Magnolia Village-to-Park Gateway project has entered its final design phase; public meeting has been set

Community members are invited to the final public design meeting on Tuesday, April 29, at 7 p.m. at the Magnolia Community Center, 2550 34th Ave. W. The meeting will be presented by the Village Beautification Committee, a group of Magnolians managing the Magnolia Village-to-Park Gateway Project.
Currently, people move between the playfield and adjoining Magnolia Village via a narrow opening in the chainlink fence that runs along the south end of the playfield. The plan to create a real and inviting entrance to the playfield - where the Magnolia Community Center, Catharine Blaine School and Pop Mounger Pool are also located - is one element in a larger plan, organized by a group from the Magnolia Chamber of Commerce. The group is seeking to make the Village more pedestrian-friendly and appealing.
At the April 29 meeting, community members can learn the status of design plans and give their input, according to Kitty Harmon, who chairs the Village Beautification Committee. Several topics will be covered, including some that were raised at the March 4 public meeting.
To create the gateway, a portion of the chainlink fence edging the playfield on West Smith Street where it intersects with 33rd Avenue West will come down.
"The fencing will be removed from the southwest corner of the tennis courts heading east along Smith to the east side of the intersection with 33rd," Harmon said.
In place of the chainlink, a gateway will be created with metalwork and landscaping. A plan for the landscaping - to include plants that grow waist to chest high to provide a safety buffer between the baseball diamond and the street - will be presented at the April 29 meeting.
"We are doing everything with landscaping to keep a barrier that you notice," Harmon said.
The idea is to have an inviting entrance while discouraging youngsters in the playfield from running out onto West Smith Street. Harmon noted that the basic design for the new gateway presented at the March 4 meeting has been changed for safety reasons. The original concept proposed two entryways corresponding with two crosswalks to the other side of West Smith Street at 33rd Avenue West.
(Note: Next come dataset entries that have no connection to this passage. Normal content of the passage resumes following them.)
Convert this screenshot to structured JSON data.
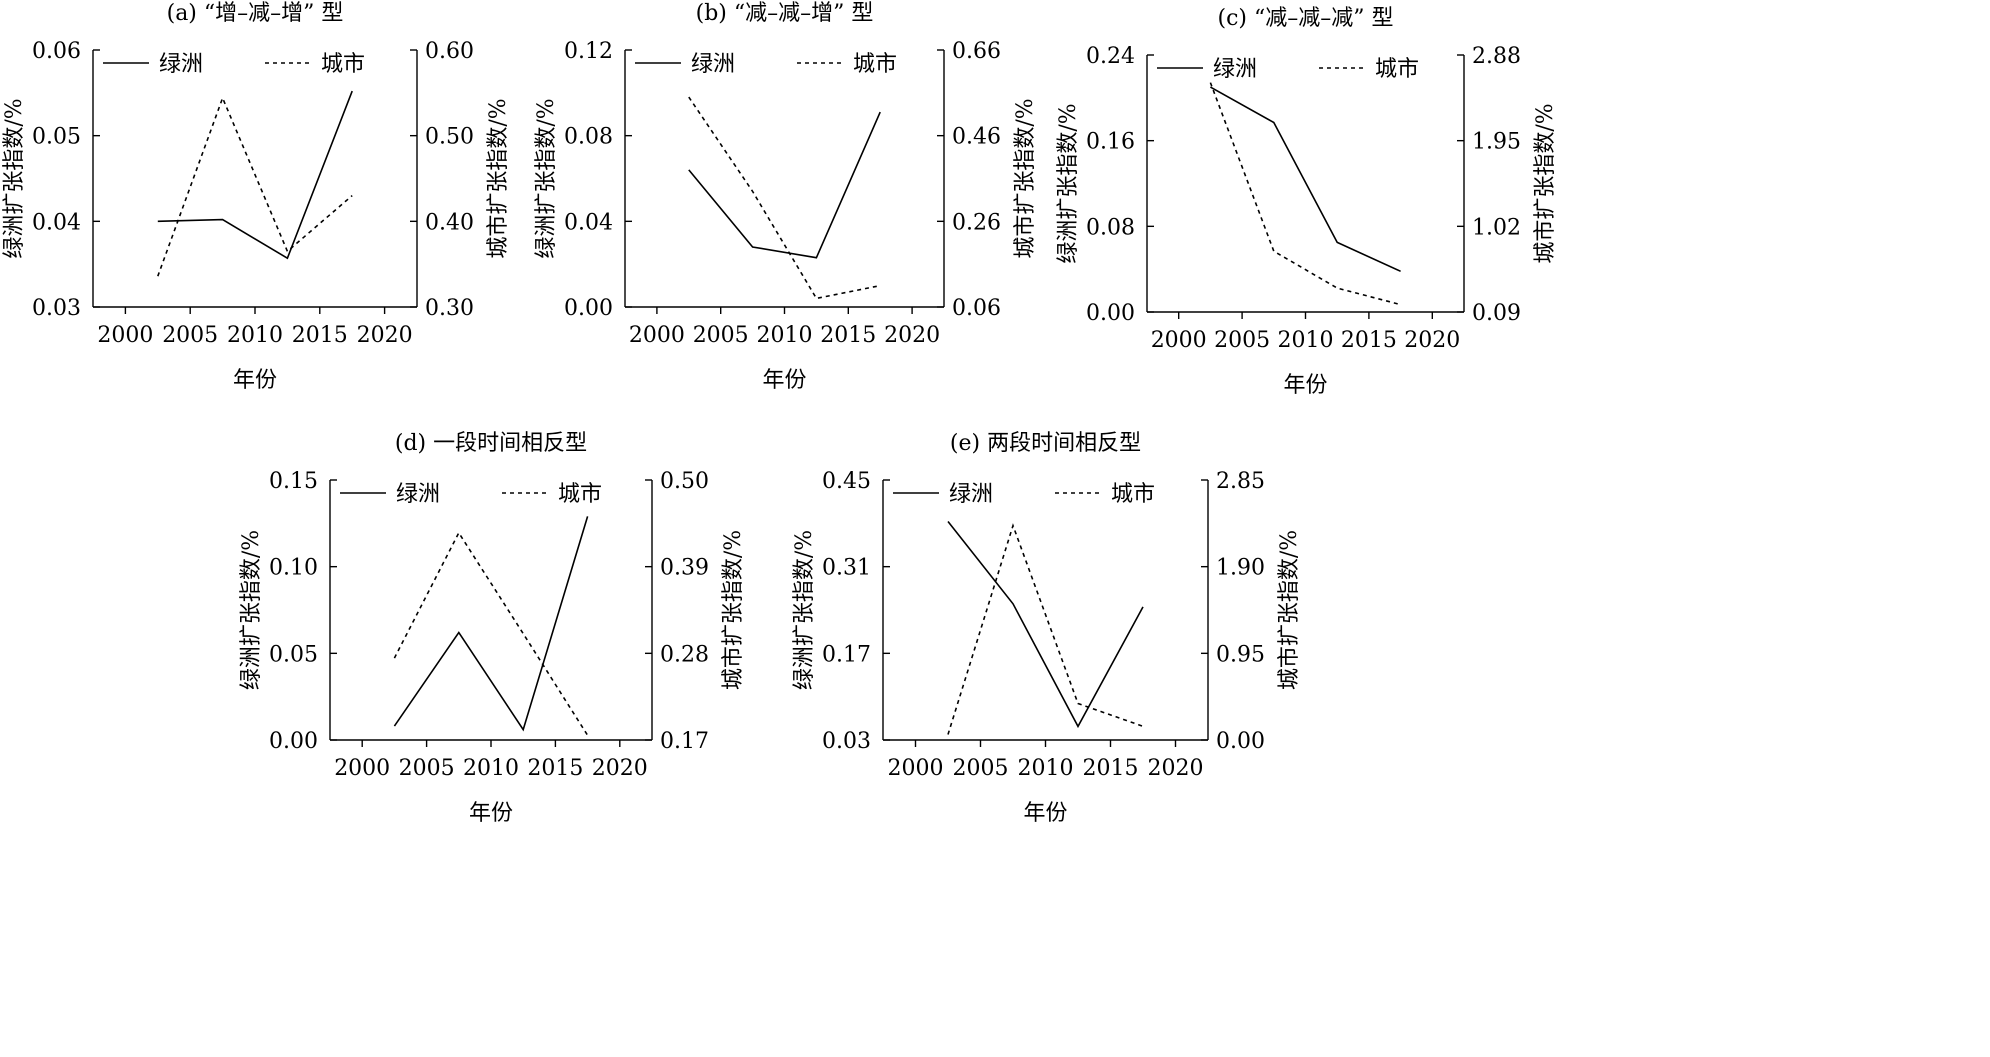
{
  "chart_data": [
    {
      "type": "line",
      "title": "(a) “增–减–增” 型",
      "xlabel": "年份",
      "ylabel": "绿洲扩张指数/%",
      "y2label": "城市扩张指数/%",
      "xlim": [
        1997.5,
        2022.5
      ],
      "xticks": [
        2000,
        2005,
        2010,
        2015,
        2020
      ],
      "ylim": [
        0.03,
        0.06
      ],
      "yticks": [
        "0.03",
        "0.04",
        "0.05",
        "0.06"
      ],
      "y2lim": [
        0.3,
        0.6
      ],
      "y2ticks": [
        "0.30",
        "0.40",
        "0.50",
        "0.60"
      ],
      "legend": "top",
      "series": [
        {
          "name": "绿洲",
          "axis": "left",
          "style": "solid",
          "x": [
            2002.5,
            2007.5,
            2012.5,
            2017.5
          ],
          "values": [
            0.04,
            0.0402,
            0.0357,
            0.0552
          ]
        },
        {
          "name": "城市",
          "axis": "right",
          "style": "dashed",
          "x": [
            2002.5,
            2007.5,
            2012.5,
            2017.5
          ],
          "values": [
            0.336,
            0.544,
            0.365,
            0.43
          ]
        }
      ]
    },
    {
      "type": "line",
      "title": "(b) “减–减–增” 型",
      "xlabel": "年份",
      "ylabel": "绿洲扩张指数/%",
      "y2label": "城市扩张指数/%",
      "xlim": [
        1997.5,
        2022.5
      ],
      "xticks": [
        2000,
        2005,
        2010,
        2015,
        2020
      ],
      "ylim": [
        0.0,
        0.12
      ],
      "yticks": [
        "0.00",
        "0.04",
        "0.08",
        "0.12"
      ],
      "y2lim": [
        0.06,
        0.66
      ],
      "y2ticks": [
        "0.06",
        "0.26",
        "0.46",
        "0.66"
      ],
      "legend": "top",
      "series": [
        {
          "name": "绿洲",
          "axis": "left",
          "style": "solid",
          "x": [
            2002.5,
            2007.5,
            2012.5,
            2017.5
          ],
          "values": [
            0.064,
            0.028,
            0.023,
            0.091
          ]
        },
        {
          "name": "城市",
          "axis": "right",
          "style": "dashed",
          "x": [
            2002.5,
            2007.5,
            2012.5,
            2017.5
          ],
          "values": [
            0.55,
            0.33,
            0.08,
            0.11
          ]
        }
      ]
    },
    {
      "type": "line",
      "title": "(c) “减–减–减” 型",
      "xlabel": "年份",
      "ylabel": "绿洲扩张指数/%",
      "y2label": "城市扩张指数/%",
      "xlim": [
        1997.5,
        2022.5
      ],
      "xticks": [
        2000,
        2005,
        2010,
        2015,
        2020
      ],
      "ylim": [
        0.0,
        0.24
      ],
      "yticks": [
        "0.00",
        "0.08",
        "0.16",
        "0.24"
      ],
      "y2lim": [
        0.09,
        2.88
      ],
      "y2ticks": [
        "0.09",
        "1.02",
        "1.95",
        "2.88"
      ],
      "legend": "top",
      "series": [
        {
          "name": "绿洲",
          "axis": "left",
          "style": "solid",
          "x": [
            2002.5,
            2007.5,
            2012.5,
            2017.5
          ],
          "values": [
            0.21,
            0.177,
            0.065,
            0.038
          ]
        },
        {
          "name": "城市",
          "axis": "right",
          "style": "dashed",
          "x": [
            2002.5,
            2007.5,
            2012.5,
            2017.5
          ],
          "values": [
            2.58,
            0.75,
            0.35,
            0.17
          ]
        }
      ]
    },
    {
      "type": "line",
      "title": "(d) 一段时间相反型",
      "xlabel": "年份",
      "ylabel": "绿洲扩张指数/%",
      "y2label": "城市扩张指数/%",
      "xlim": [
        1997.5,
        2022.5
      ],
      "xticks": [
        2000,
        2005,
        2010,
        2015,
        2020
      ],
      "ylim": [
        0.0,
        0.15
      ],
      "yticks": [
        "0.00",
        "0.05",
        "0.10",
        "0.15"
      ],
      "y2lim": [
        0.17,
        0.5
      ],
      "y2ticks": [
        "0.17",
        "0.28",
        "0.39",
        "0.50"
      ],
      "legend": "top",
      "series": [
        {
          "name": "绿洲",
          "axis": "left",
          "style": "solid",
          "x": [
            2002.5,
            2007.5,
            2012.5,
            2017.5
          ],
          "values": [
            0.008,
            0.062,
            0.006,
            0.129
          ]
        },
        {
          "name": "城市",
          "axis": "right",
          "style": "dashed",
          "x": [
            2002.5,
            2007.5,
            2012.5,
            2017.5
          ],
          "values": [
            0.274,
            0.433,
            0.305,
            0.176
          ]
        }
      ]
    },
    {
      "type": "line",
      "title": "(e) 两段时间相反型",
      "xlabel": "年份",
      "ylabel": "绿洲扩张指数/%",
      "y2label": "城市扩张指数/%",
      "xlim": [
        1997.5,
        2022.5
      ],
      "xticks": [
        2000,
        2005,
        2010,
        2015,
        2020
      ],
      "ylim": [
        0.03,
        0.45
      ],
      "yticks": [
        "0.03",
        "0.17",
        "0.31",
        "0.45"
      ],
      "y2lim": [
        0.0,
        2.85
      ],
      "y2ticks": [
        "0.00",
        "0.95",
        "1.90",
        "2.85"
      ],
      "legend": "top",
      "series": [
        {
          "name": "绿洲",
          "axis": "left",
          "style": "solid",
          "x": [
            2002.5,
            2007.5,
            2012.5,
            2017.5
          ],
          "values": [
            0.383,
            0.25,
            0.052,
            0.245
          ]
        },
        {
          "name": "城市",
          "axis": "right",
          "style": "dashed",
          "x": [
            2002.5,
            2007.5,
            2012.5,
            2017.5
          ],
          "values": [
            0.06,
            2.35,
            0.4,
            0.15
          ]
        }
      ]
    }
  ]
}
"Now there is only one egress point at the intersection. We are hoping that will make it more clear to a kid who is going to chase a ball into the street that the child is going through an obvious portal. Parents may have to instruct their children not to chase balls out into the street, which they shouldn't be doing anyway."
The final design for the gateway's metalwork, to be created by Jean Whitesavage and Nick Lyle, of Whitesavage & Lyle, Inc., will be revealed. Community members can also evaluate choices for the color of the metalwork.
Harmon said that, after plenty of discussion, Metro Transit has agreed to split the bus layover zone that can block foot pedestrians crossing West Smith Street to the playfield.
"They will split the bus layover zone. Metro has agreed that a portion will go east and a portion will go west on Smith, at least for now."
Harmon noted that a path from the playfield entrance to the playground is now being explored as part of the gateway project.
"Another concern that came up at the [March 4] meeting was something the committee had addressed early on. Once you have this beautiful gateway and walk in, what leads you further into the park."
Magnolian Jim Keller volunteered the services of Site Workshop, the landscape architecture firm where Keller works, to design the path, according to Harmon. The goal is to find an easier way to get from the new playfield entrance to the playground than climbing up the steep berm on a dirt path, which poses a particular problem for mothers pushing babies in strollers.
The gateway improvements will extend beyond the playfield entrance. Harmon said that in the block of 33rd Avenue West immediately south of the playfield, the wall of the building that houses the Magnolia Tree will be enlivened by planting vines and installing ironwork.
The committee is also working with James Paul Jones, the developer of the Bellagio project across West Smith Street from the playfield, on street improvements at that location, according to Harmon.
Schoolchildren were asked for their ideas of themes they wanted to see explored in the new gateway project.
"It was more a way to get kids thinking about the concept of a gateway rather than directing the artists on what should be in the gateway," Harmon said.
The children's ideas - more than 50 submissions - will be displayed at Starbucks. All of the youngsters will be invited to an open-forge session with the metal artists while the gateway is being created.
"It will be fun to have the kids hammer some of the metal that goes into the gateway," Harmon said.
To fund the gateway, the committee is going after a large project grant from the city of Seattle Department of Neighborhoods. Part of the matching donations for that grant will be from people in the community who are in the construction business, Harmon said. The group will also apply for other grants, as well as seek contributions from individuals and businesses.